The cap shell was also re-designed for more accurate positioning in its lampholder. The starting point for this development was the standard 1-inch diameter stamped brass cylinders normally used for the formation of E26 medium screw caps. However the process of rolling the screw threads was omitted, and when cutting the caps out of the brass strip from which they are stamped, a pair of flat metal fins was provided around the open rim. It is the upper surface of these two fins which are the most precisely formed part of the cap, and which form the reference location to which the filament is later aligned. One fin is wider than the other, thereby only allowing the lamp to be installed one way around in its holder. The result is known as the medium pre-focus cap, internationally classified by the International Electrotechnical Commission as type P28s - Prefocus, 28mm maximum fin diameter, single end contact.

The first pre-focus lamps were introduced by GE in 1929 for tubular grid-filament projection lamps, where they quickly revolutionised the industry and practically all new projectors were designed around the new lamps. The following year this development was extended to the larger P40s mogul prefocus size, and applied to spherical-bulb incandescent lamps for spotlighting service which also drew similar benefits from factory pre-alignment. In 1933 a smaller variant of Burnap's pre-focussed cap was applied to automotive headlight lamps.
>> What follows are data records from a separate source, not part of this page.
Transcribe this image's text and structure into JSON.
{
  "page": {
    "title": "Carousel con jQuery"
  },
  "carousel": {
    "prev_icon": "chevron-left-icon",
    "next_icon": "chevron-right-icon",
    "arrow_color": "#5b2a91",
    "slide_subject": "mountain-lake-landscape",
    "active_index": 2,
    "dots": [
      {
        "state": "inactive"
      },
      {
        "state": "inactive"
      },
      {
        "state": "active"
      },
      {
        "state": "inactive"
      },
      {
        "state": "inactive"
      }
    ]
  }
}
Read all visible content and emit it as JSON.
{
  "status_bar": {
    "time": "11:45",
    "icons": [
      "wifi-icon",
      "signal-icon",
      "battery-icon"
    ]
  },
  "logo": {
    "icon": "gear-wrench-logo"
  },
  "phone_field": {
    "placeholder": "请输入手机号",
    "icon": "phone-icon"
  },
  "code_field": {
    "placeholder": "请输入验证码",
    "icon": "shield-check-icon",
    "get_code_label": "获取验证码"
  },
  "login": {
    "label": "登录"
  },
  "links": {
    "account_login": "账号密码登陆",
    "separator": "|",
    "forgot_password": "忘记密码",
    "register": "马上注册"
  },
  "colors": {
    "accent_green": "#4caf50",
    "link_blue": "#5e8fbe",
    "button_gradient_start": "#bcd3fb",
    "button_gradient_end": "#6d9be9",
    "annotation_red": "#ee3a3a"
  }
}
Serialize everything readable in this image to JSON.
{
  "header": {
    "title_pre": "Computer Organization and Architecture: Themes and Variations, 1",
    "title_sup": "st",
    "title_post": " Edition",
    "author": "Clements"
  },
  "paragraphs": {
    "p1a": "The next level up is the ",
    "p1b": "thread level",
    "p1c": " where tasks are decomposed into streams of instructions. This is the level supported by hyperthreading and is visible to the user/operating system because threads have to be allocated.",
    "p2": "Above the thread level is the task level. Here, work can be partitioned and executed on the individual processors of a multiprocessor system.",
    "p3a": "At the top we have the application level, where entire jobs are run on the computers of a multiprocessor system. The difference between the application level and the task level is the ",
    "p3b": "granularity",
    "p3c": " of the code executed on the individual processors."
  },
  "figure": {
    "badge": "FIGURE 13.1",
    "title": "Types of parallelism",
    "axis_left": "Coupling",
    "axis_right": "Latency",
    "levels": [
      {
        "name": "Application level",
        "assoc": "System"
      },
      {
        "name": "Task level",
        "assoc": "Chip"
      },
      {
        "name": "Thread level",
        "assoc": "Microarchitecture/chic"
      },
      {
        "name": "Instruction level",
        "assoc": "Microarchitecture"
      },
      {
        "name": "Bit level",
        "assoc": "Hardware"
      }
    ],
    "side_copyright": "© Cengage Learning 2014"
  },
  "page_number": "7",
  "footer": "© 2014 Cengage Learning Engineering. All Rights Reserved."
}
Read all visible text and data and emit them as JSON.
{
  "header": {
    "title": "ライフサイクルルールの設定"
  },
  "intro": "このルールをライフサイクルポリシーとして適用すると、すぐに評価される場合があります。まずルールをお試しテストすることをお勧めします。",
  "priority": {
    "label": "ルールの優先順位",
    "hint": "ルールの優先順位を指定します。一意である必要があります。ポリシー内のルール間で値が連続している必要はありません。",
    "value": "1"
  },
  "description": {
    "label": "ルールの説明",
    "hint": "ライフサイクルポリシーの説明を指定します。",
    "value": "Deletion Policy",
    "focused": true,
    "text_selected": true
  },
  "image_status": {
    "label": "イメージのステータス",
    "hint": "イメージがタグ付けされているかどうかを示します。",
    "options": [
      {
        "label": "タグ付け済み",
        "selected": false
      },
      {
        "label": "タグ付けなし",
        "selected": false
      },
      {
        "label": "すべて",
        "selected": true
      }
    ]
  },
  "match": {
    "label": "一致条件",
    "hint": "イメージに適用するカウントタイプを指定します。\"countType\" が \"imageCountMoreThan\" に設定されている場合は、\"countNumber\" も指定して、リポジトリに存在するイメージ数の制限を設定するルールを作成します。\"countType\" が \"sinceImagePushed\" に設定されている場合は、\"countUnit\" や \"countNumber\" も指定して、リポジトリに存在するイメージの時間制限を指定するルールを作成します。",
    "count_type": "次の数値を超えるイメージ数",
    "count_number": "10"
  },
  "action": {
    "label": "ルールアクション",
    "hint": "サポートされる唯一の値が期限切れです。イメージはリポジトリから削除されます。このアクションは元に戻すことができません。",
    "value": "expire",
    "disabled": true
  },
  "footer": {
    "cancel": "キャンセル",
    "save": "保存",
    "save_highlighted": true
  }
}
  1. US 1,591,910 - Incandescent Lamp - Filed 23 Jul 1920.
  2. US 1,650,602 - Electric Lamp - Filed 30 Jan 1926.

References & Bibliography
  1. "Lamps for a Brighter America", P.W.Keating, McGraw-Hill Book Co., New York, 1954, pp.128, 153.
  2. "A Century of Light", J.A.Cox, The Benjamin Company, 1979, p.82.
  3. "Robert S. Burnap - Biography", Journal of the SMPTE, Vol.68, September 1959, p.648.
  4. "Robert S. Burnap - Obituary", IEEE Spectrum, May 1975, p.90.